Thursday, May 27, 2010
What happens when you are asked "how are you losing all that weight??" I have been asked this quite a bit lately and expect to be asked it again over the weekend when we see a lot of people we haven't seen for awhile. I tell people the truth. I have cut out most bad fats, cheesy foods, fried foods. Eating mostly fresh veggies, fruit, chicken and fish. And I've been getting off my butt and exercising, usually something every day. I tell them about Sparkpeople and how logging my food and exercise and the support from other's has been a great help. How I feel better then I ever have and am super happy. How my goal is to be healthy not just skinny. But the responses back have been really interesting.
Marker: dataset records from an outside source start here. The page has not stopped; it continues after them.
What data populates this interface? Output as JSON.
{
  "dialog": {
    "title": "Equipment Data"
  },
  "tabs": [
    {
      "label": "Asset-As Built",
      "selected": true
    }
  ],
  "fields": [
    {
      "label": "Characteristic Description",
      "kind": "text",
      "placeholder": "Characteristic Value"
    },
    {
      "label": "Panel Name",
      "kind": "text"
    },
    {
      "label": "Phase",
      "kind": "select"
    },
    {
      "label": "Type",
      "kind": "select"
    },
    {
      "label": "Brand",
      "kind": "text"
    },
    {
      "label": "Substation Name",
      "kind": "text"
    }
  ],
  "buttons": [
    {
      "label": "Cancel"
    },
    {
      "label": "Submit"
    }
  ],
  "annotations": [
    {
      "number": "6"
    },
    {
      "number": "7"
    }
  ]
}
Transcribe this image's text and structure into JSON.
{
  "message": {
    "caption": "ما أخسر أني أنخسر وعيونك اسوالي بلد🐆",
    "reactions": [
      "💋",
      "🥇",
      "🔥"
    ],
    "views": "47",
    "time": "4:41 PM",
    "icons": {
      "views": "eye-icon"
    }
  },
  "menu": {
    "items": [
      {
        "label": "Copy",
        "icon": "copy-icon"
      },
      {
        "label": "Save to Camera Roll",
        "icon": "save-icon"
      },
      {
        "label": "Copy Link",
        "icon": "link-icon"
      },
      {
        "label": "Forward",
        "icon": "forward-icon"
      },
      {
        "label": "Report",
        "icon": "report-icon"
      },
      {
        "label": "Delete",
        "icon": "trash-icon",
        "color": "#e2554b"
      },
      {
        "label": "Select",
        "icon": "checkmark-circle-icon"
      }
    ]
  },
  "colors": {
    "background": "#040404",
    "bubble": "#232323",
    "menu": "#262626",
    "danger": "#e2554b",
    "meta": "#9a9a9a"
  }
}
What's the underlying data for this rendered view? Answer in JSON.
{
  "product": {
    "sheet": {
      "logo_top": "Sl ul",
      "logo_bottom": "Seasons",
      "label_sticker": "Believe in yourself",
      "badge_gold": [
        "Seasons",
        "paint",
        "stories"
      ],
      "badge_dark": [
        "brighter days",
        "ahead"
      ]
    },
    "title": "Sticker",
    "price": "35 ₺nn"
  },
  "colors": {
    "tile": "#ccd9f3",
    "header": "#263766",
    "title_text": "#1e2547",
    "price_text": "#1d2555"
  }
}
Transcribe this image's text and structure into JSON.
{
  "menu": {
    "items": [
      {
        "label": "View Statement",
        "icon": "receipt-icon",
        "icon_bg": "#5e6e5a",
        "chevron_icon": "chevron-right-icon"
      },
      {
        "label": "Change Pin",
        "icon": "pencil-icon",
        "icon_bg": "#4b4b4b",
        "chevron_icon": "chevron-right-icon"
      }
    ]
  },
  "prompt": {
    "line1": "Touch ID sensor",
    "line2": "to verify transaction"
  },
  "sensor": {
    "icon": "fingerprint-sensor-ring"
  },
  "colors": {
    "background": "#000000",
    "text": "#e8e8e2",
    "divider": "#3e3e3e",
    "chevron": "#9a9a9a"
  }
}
I think most people are hoping you will tell them you are doing it with a magic pill. That it isn't taking a lot of hard work and dedication to a new lifetstyle. They want to hear that you can still eat the wrong unhealthy food, and sit on your butt all day and magically the weight will start to come off. Cause most of what I am hearing is just one excuse after another. I hear about how they love ice cream, how their back is bad, their knees are bad, they hate fruit/veggies...and on and on and on. I try to say well if you start small...just a small change will make a difference and then you go from there. I feel like I am arguing with people on being healthy. I want to scream at them, well if you start doing something and losing a few pounds here or there, your back would feel better, your knees would feel better...you will feel better. I mean, I had all the same issues, I couldn't walk up stairs, I was like O'Neil, one leg up the stairs at a time. Now I can. But they don't want to hear it!!!
But I think it is a statement about our society these days. People don't want to work for anything let alone their health. How sad is that. How sad I was one of those people 5 months ago. If it were easy, wouldn't we all be skinny and healthy??? If there was a magic pill wouldn't we all want it???? It is so hard to spread the spark when people aren't ready to hear about it even if they do ask!!!
ok, that is my soapbox for the day!! I am feeling much better today. Still have some lingering anxiety floating around that I can't figure out how to get rid of right now. But it's not horrible so I'm just ignoring it or trying too! Getting ready for the big birthday bash on Saturday. It is sooooo hot here already too! But hopefully it will be fun!! Well you all have a great day!!! Thank you for being supportive of me during this journey!!! I love sparkpeople!!